请注意我是如何提供对 theano 函数的更新的，正如人们所说的那样，可以解决类似的问题。

最后，这是错误：

Traceback (most recent call last):
  File "ptrnets_j1_d.py", line 973, in <module>
    reload_model=args.reload,
  File "ptrnets_j1_d.py", line 760, in train_lstm
    (use_noise, p, p_mask, x, x_mask, y, y_mask, at, at_mask, preds, cost, f_encode, f_decode, f_probi, f_argt_preds, anneal) = build_model(tparams, model_options)
  File "ptrnets_j1_d.py", line 690, in build_model
    preds, f_encode, f_decode, f_probi, argt_preds, f_argt_preds = ptr_network(tparams, p, p_mask, x, x_mask, xi, xi_mask, hidi, celi, hids, use_noise, options)
  File "ptrnets_j1_d.py", line 368, in ptr_network
    f_decode = theano.function([p_mask, p, x_mask, x], preds, updates=updates)
  File "/home/ppotash/virtual-env/local/lib/python2.7/site-packages/theano/compile/function.py", line 320, in function
    output_keys=output_keys)
  File "/home/ppotash/virtual-env/local/lib/python2.7/site-packages/theano/compile/pfunc.py", line 479, in pfunc
    output_keys=output_keys)
  File "/home/ppotash/virtual-env/local/lib/python2.7/site-packages/theano/compile/function_module.py", line 1776, in orig_function
    output_keys=output_keys).create(
  File "/home/ppotash/virtual-env/local/lib/python2.7/site-packages/theano/compile/function_module.py", line 1428, in __init__
    accept_inplace)
  File "/home/ppotash/virtual-env/local/lib/python2.7/site-packages/theano/compile/function_module.py", line 177, in std_fgraph
    update_mapping=update_mapping)
  File "/home/ppotash/virtual-env/local/lib/python2.7/site-packages/theano/gof/fg.py", line 171, in __init__
    self.__import_r__(output, reason="init")
  File "/home/ppotash/virtual-env/local/lib/python2.7/site-packages/theano/gof/fg.py", line 360, in __import_r__
    self.__import__(variable.owner, reason=reason)
  File "/home/ppotash/virtual-env/local/lib/python2.7/site-packages/theano/gof/fg.py", line 465, in __import__
    detailed_err_msg)
theano.gof.fg.MissingInputError: A variable that is an input to the graph was neither provided as an input to the function nor given a value.

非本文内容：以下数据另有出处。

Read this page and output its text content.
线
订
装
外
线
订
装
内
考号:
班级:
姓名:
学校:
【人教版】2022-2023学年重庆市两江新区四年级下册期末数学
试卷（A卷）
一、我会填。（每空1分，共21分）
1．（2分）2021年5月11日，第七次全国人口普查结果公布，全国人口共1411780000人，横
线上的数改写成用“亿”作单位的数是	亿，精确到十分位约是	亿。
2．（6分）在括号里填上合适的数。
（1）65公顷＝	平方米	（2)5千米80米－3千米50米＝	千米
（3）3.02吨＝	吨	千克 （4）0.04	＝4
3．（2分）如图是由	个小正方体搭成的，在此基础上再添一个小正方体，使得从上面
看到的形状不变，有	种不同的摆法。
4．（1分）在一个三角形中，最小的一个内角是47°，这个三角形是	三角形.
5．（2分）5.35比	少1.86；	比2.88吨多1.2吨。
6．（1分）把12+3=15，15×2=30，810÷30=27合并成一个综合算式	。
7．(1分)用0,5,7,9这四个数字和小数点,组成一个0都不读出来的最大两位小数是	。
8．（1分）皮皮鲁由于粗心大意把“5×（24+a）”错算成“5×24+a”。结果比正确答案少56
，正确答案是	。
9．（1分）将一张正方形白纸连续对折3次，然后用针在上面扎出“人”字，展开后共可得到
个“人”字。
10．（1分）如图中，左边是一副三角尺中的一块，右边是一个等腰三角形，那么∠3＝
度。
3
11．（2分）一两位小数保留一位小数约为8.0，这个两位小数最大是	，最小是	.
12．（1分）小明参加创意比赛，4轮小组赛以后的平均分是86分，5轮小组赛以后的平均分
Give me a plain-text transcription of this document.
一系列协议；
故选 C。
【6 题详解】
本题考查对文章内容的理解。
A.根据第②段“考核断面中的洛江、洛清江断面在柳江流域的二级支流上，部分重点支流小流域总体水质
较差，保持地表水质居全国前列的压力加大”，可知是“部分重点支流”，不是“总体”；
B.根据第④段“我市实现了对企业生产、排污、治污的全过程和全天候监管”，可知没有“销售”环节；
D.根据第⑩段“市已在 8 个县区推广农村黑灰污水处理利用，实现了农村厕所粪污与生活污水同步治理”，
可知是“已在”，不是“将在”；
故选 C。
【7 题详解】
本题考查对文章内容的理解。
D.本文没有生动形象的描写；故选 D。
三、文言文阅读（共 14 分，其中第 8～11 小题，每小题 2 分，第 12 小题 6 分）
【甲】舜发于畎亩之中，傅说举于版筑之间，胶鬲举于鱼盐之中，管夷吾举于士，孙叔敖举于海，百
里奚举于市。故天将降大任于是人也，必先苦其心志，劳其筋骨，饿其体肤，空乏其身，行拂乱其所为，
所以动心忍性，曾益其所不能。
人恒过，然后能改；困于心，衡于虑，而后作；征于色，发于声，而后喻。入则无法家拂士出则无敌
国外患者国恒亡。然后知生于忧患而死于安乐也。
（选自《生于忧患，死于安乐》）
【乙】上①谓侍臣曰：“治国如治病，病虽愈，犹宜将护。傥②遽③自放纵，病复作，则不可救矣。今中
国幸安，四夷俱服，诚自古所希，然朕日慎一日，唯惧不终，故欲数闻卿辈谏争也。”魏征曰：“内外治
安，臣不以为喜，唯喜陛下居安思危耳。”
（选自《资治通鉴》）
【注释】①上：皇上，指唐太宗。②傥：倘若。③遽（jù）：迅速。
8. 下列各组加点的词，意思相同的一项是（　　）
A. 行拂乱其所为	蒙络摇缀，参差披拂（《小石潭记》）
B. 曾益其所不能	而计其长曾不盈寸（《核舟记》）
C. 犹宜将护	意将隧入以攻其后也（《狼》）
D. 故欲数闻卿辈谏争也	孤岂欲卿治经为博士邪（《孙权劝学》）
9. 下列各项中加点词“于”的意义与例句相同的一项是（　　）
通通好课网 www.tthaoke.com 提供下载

A chain of variables leading from this input to an output is [p_mask[t], DimShuffle{0,x}.0, Subtensor{::, ::}.0, Elemwise{mul,no_inplace}.0, Elemwise{add,no_inplace}.0, Shape.0, GPU_mrg_uniform{CudaNdarrayType(float32, matrix),no_inplace}.0]. This chain may not be unique
Backtrace when the variable is created:
  File "ptrnets_j1_d.py", line 973, in <module>
    reload_model=args.reload,
  File "ptrnets_j1_d.py", line 760, in train_lstm
    (use_noise, p, p_mask, x, x_mask, y, y_mask, at, at_mask, preds, cost, f_encode, f_decode, f_probi, f_argt_preds, anneal) = build_model(tparams, model_options)
  File "ptrnets_j1_d.py", line 690, in build_model
    preds, f_encode, f_decode, f_probi, argt_preds, f_argt_preds = ptr_network(tparams, p, p_mask, x, x_mask, xi, xi_mask, hidi, celi, hids, use_noise, options)
  File "ptrnets_j1_d.py", line 350, in ptr_network
    n_steps=n_sizes)

一种想法是，当你给它一个符号形状时，用于扫描的函数中使用的二项式生成器会导致错误。这篇文章中已经提到了这一点。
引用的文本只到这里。